The sequel’s big catch comes in areas that gameplay can’t quite save. The game seems to give way to some of the worst excesses of Tolkien’s storytelling but without the richness of theme. This is something the first game struggled with too, but Shadow of War seems to plod along with hefty amounts of exposition that never feels very interesting. There are a fair few examples of this in the first twenty minutes as embedded in video form above, but this problem seems to run right through the game like a stick of rock. Even if something changes in the final stretch I’m yet to see, I spent way too much of the game hovering with my finger over the ‘skip cutscene’ button, desperate to press – but I never do because when reviewing you should really see it all. If I weren’t I’d skip, though, and that’s damning.
It’s just stodgy, and I don’t get the impression that being a hardcore Tolkien nerd will particularly help matters, especially since my understanding from friends who are more lore-dedicated is that this game plays extremely fast and loose with the source material. Oh, and: Talion is a boring, unlikable lead. There. Story gripes over.
But then a lot else is good. A lot is brilliant, in fact. The army building mechanic seems satisfying and interesting, there’s a great deck of now tiered RPG gear and loot to work with. There’s a strong list of RPG skills on a decent branching skill tree to inject a little more choice into matters, and your move set generally feels more advanced than in the previous game. The combat has that same bite that the Batman combat has always had, but in a world like this it actually feels even more dynamic.
The map feels dense and busy, and all those other things you’d want from an open world environment are executed well. The world feels a little on the bland side but to its credit it also feels real and lived-in, something that in this sort of world can be difficult to achieve. Most of the personality comes from the orc inhabitants, with the different tribes and class of orc all having unique things going on.
“The siege battles feel properly epic. The game comes alive here – even its drab world seems to roar into something more exciting once a large battle begins..”
Shadow of War is at its very best when you’re preparing to properly assault a fortress, working out the weak points by assassinating, interrogating and recruiting enemies to both weaken the fortress and provide intel. Once you’re ready for the showdown you’re treated to massive battles that try to give you your very own Helm’s Deep moments – and it all feels pretty fantastic. I hate to use this word, but, deep breath – the siege battles feel properly epic. The game comes alive here – even its drab world seems to roar into something more exciting once a large battle begins.

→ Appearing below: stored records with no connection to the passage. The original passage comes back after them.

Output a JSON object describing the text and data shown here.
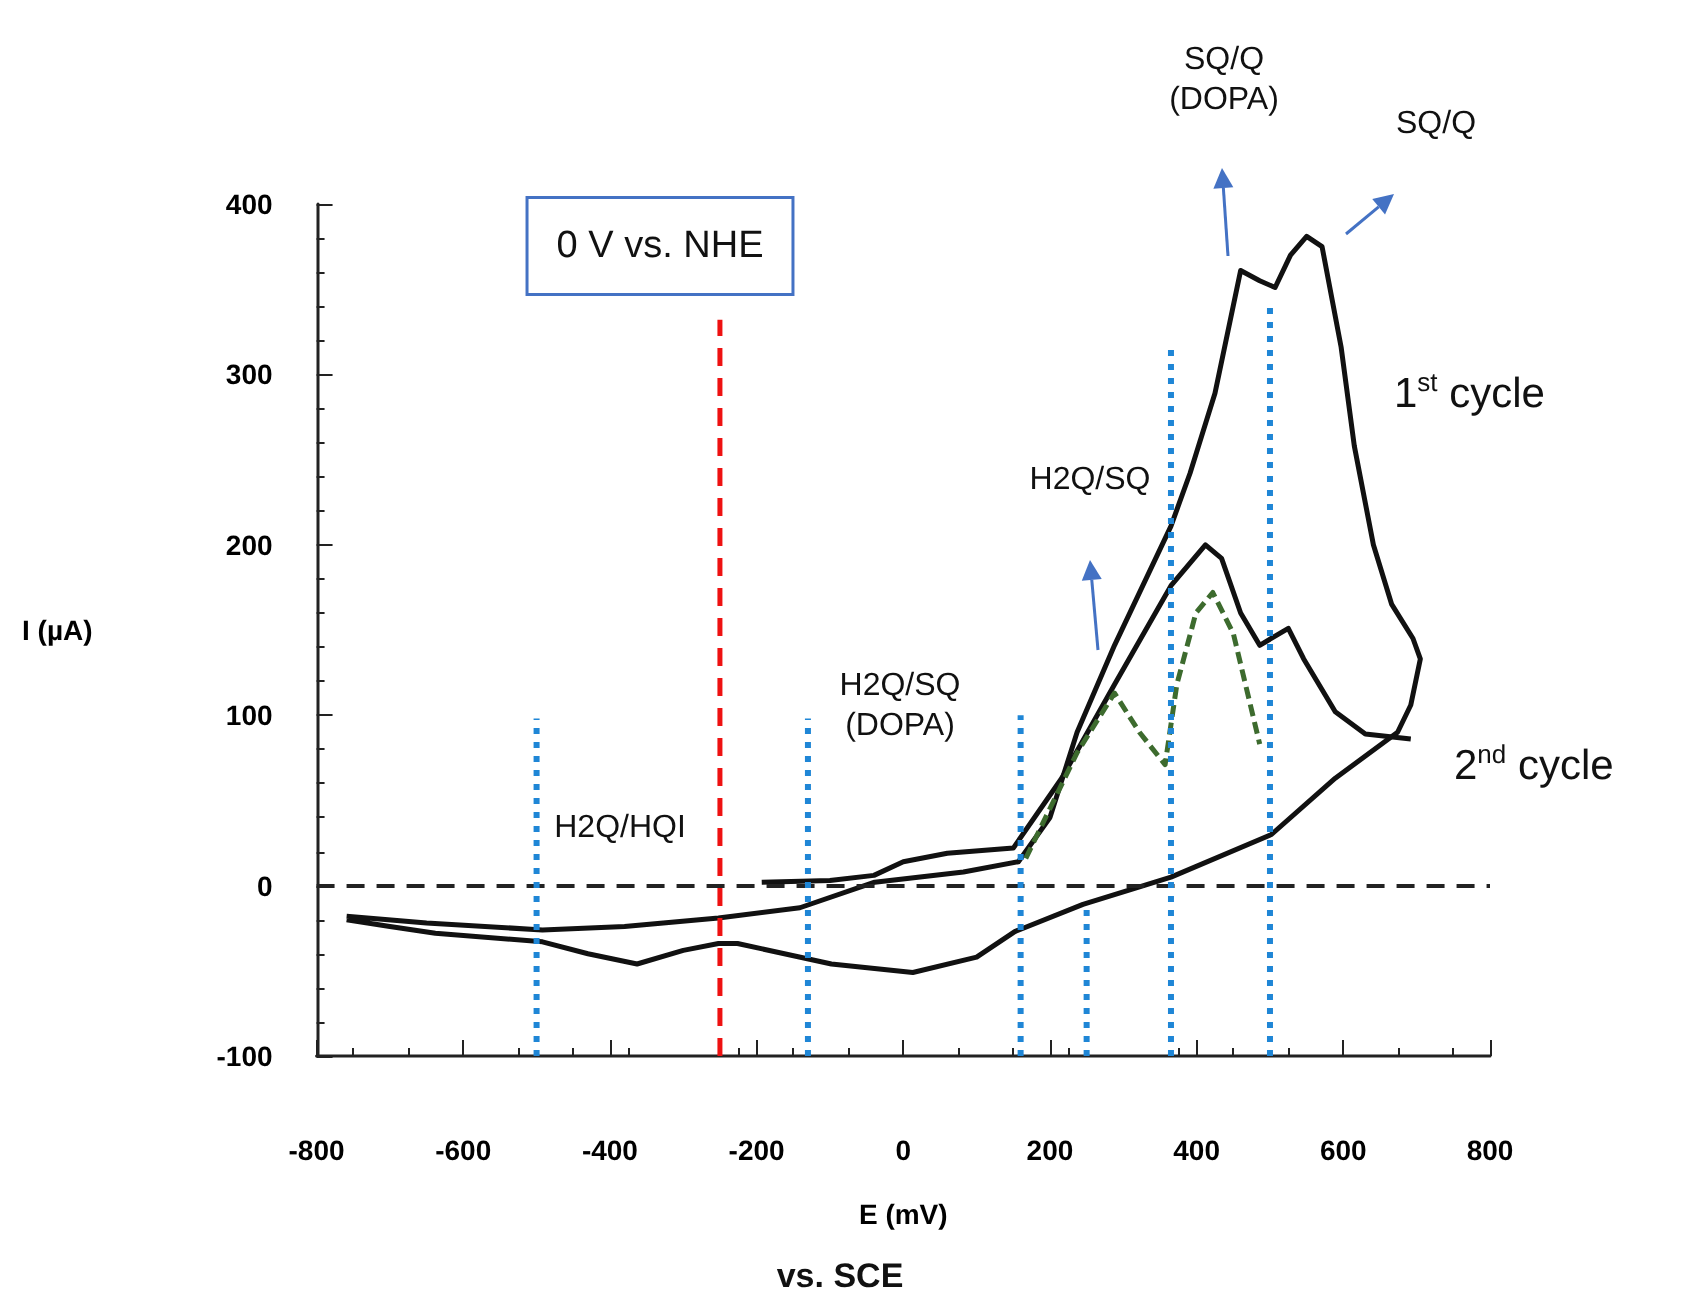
{
  "chart_data": {
    "type": "line",
    "xlabel": "E (mV)",
    "ylabel": "I (µA)",
    "xlim": [
      -800,
      800
    ],
    "ylim": [
      -100,
      400
    ],
    "xticks": [
      -800,
      -600,
      -400,
      -200,
      0,
      200,
      400,
      600,
      800
    ],
    "yticks": [
      -100,
      0,
      100,
      200,
      300,
      400
    ],
    "marker": "none",
    "series": [
      {
        "color": "#111111",
        "line_style": "solid",
        "x": [
          -759,
          -650,
          -492,
          -380,
          -252,
          -141,
          -39,
          82,
          157,
          200,
          237,
          288,
          365,
          391,
          425,
          460,
          486,
          507,
          528,
          550,
          571,
          597,
          615,
          641,
          666,
          695,
          705,
          692,
          674,
          589,
          502,
          365,
          245,
          152,
          100,
          13,
          -98,
          -226,
          -252,
          -300,
          -363,
          -430,
          -492,
          -638,
          -700,
          -759
        ],
        "values": [
          -18,
          -22,
          -26,
          -24,
          -19,
          -13,
          2,
          8,
          14,
          40,
          90,
          141,
          211,
          242,
          289,
          361,
          355,
          351,
          370,
          381,
          375,
          316,
          258,
          200,
          165,
          145,
          133,
          106,
          90,
          63,
          30,
          5,
          -11,
          -27,
          -42,
          -51,
          -46,
          -34,
          -34,
          -38,
          -46,
          -40,
          -33,
          -28,
          -24,
          -20
        ]
      },
      {
        "color": "#111111",
        "line_style": "solid",
        "x": [
          -193,
          -100,
          -40,
          0,
          60,
          150,
          216,
          288,
          365,
          412,
          434,
          460,
          486,
          525,
          546,
          589,
          630,
          692
        ],
        "values": [
          2,
          3,
          6,
          14,
          19,
          22,
          63,
          118,
          176,
          200,
          192,
          160,
          141,
          151,
          133,
          102,
          89,
          86
        ]
      },
      {
        "color": "#3d6b2e",
        "line_style": "dashed",
        "x": [
          167,
          237,
          288,
          322,
          357,
          373,
          399,
          422,
          450,
          486
        ],
        "values": [
          16,
          78,
          113,
          90,
          71,
          118,
          160,
          172,
          148,
          83
        ]
      },
      {
        "color": "#ee1111",
        "line_style": "dashed",
        "x": [
          -250,
          -250
        ],
        "values": [
          -100,
          332
        ]
      },
      {
        "color": "#1f86d6",
        "line_style": "dotted",
        "x": [
          -500,
          -500
        ],
        "values": [
          -100,
          98
        ]
      },
      {
        "color": "#1f86d6",
        "line_style": "dotted",
        "x": [
          -130,
          -130
        ],
        "values": [
          -100,
          98
        ]
      },
      {
        "color": "#1f86d6",
        "line_style": "dotted",
        "x": [
          160,
          160
        ],
        "values": [
          -100,
          100
        ]
      },
      {
        "color": "#1f86d6",
        "line_style": "dotted",
        "x": [
          250,
          250
        ],
        "values": [
          -100,
          -11
        ]
      },
      {
        "color": "#1f86d6",
        "line_style": "dotted",
        "x": [
          365,
          365
        ],
        "values": [
          -100,
          317
        ]
      },
      {
        "color": "#1f86d6",
        "line_style": "dotted",
        "x": [
          500,
          500
        ],
        "values": [
          -100,
          341
        ]
      }
    ],
    "ref_lines": [
      {
        "axis": "y",
        "value": 0,
        "color": "#222222",
        "line_style": "dashed"
      }
    ],
    "annotations": [
      "0 V vs. NHE",
      "H2Q/HQI",
      "H2Q/SQ\n(DOPA)",
      "H2Q/SQ",
      "SQ/Q\n(DOPA)",
      "SQ/Q",
      "1$^{st}$ cycle",
      "2$^{nd}$ cycle",
      "vs. SCE"
    ]
  }
}
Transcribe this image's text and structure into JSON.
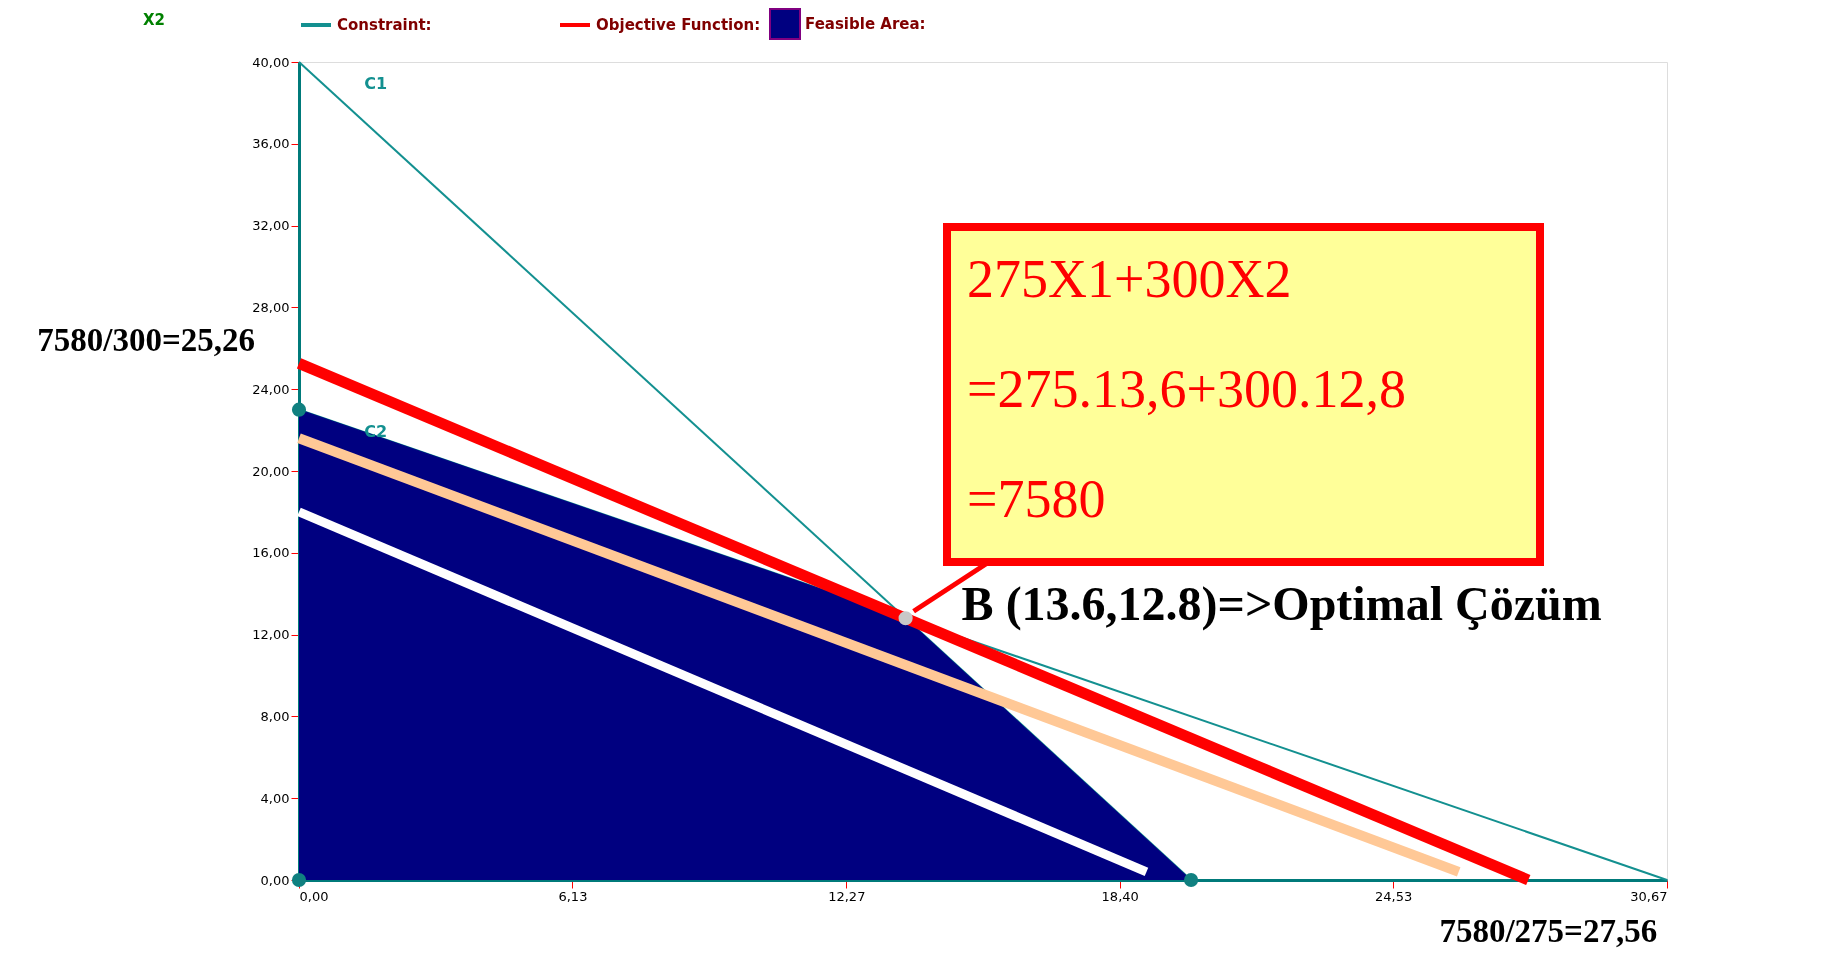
{
  "chart_data": {
    "type": "line",
    "xlim": [
      0,
      30.67
    ],
    "ylim": [
      0,
      40
    ],
    "xticks": [
      {
        "value": 0,
        "label": "0,00"
      },
      {
        "value": 6.13,
        "label": "6,13"
      },
      {
        "value": 12.27,
        "label": "12,27"
      },
      {
        "value": 18.4,
        "label": "18,40"
      },
      {
        "value": 24.53,
        "label": "24,53"
      },
      {
        "value": 30.67,
        "label": "30,67"
      }
    ],
    "yticks": [
      {
        "value": 0,
        "label": "0,00"
      },
      {
        "value": 4,
        "label": "4,00"
      },
      {
        "value": 8,
        "label": "8,00"
      },
      {
        "value": 12,
        "label": "12,00"
      },
      {
        "value": 16,
        "label": "16,00"
      },
      {
        "value": 20,
        "label": "20,00"
      },
      {
        "value": 24,
        "label": "24,00"
      },
      {
        "value": 28,
        "label": "28,00"
      },
      {
        "value": 32,
        "label": "32,00"
      },
      {
        "value": 36,
        "label": "36,00"
      },
      {
        "value": 40,
        "label": "40,00"
      }
    ],
    "grid": false,
    "legend": "top",
    "series": [
      {
        "name": "Feasible Area:",
        "type": "area",
        "color": "#000080",
        "x": [
          0,
          13.6,
          20
        ],
        "values": [
          23,
          12.8,
          0
        ]
      },
      {
        "name": "Constraint:",
        "color": "#139090",
        "x": [
          0,
          20
        ],
        "values": [
          40,
          0
        ]
      },
      {
        "color": "#139090",
        "x": [
          0,
          30.67
        ],
        "values": [
          23,
          0
        ]
      },
      {
        "color": "#ffffff",
        "x": [
          0,
          19.0
        ],
        "values": [
          18.0,
          0.4
        ]
      },
      {
        "color": "#ffc896",
        "x": [
          0,
          26.0
        ],
        "values": [
          21.6,
          0.4
        ]
      },
      {
        "name": "Objective Function:",
        "color": "#ff0000",
        "x": [
          0,
          27.56
        ],
        "values": [
          25.26,
          0
        ]
      },
      {
        "type": "scatter",
        "color": "#108080",
        "x": [
          0,
          0,
          20
        ],
        "values": [
          23,
          0,
          0
        ]
      },
      {
        "type": "scatter",
        "color": "#c8c8c8",
        "x": [
          13.6
        ],
        "values": [
          12.8
        ]
      }
    ],
    "annotations": [
      "X2",
      "C1",
      "C2",
      "275X1+300X2",
      "=275.13,6+300.12,8",
      "=7580",
      {
        "text": "B (13.6,12.8)=>Optimal Çözüm",
        "x": 13.6,
        "y": 12.8
      },
      {
        "text": "7580/300=25,26",
        "x": 0,
        "y": 25.26
      },
      {
        "text": "7580/275=27,56",
        "x": 27.56,
        "y": 0
      }
    ]
  }
}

Not all of the story is a swing and a miss, for the record. There’s some raucously funny orcs, and many of your orcish companions have not only brilliant personalities but interesting, worthwhile stories. All of this folds into the nemesis fortress sieges described above, too, as you’ll not only be worrying about your objective but also about ensuring some of your favourite orc allies both get a chance to kill and make it out alive.
I’m really torn on Shadow of War right now, then. The core of the game, its heart, its gameplay, is brilliant. There’s a lot of top notch stuff going on, and the systems that were so popular in Mordor prior are even bigger, better and smarter here. Sometimes that’s a problem, with systems feeling bloated or half-baked, but generally speaking it works excellently.
There’s a lot of weird stuff dragging those positives down, though. The narrative difficulties are one thing, but then there’s the weird loot box marketplace thing, with chests containing random gear, XP boosts and followers in exchange for in-game or real-world cash. I want to note that these chests feel unnecessary, but there’s no doubt going to be a lot of discussion about their place in a single-player RPG going forwards. They just feel weird.
Even with all these problems noted, when Shadow of War shines, it shines bright. The mechanics that power the game serve to make it more than the sum of its parts in the face of some baffling, disappointing stumbles – and that alone makes it worth a look.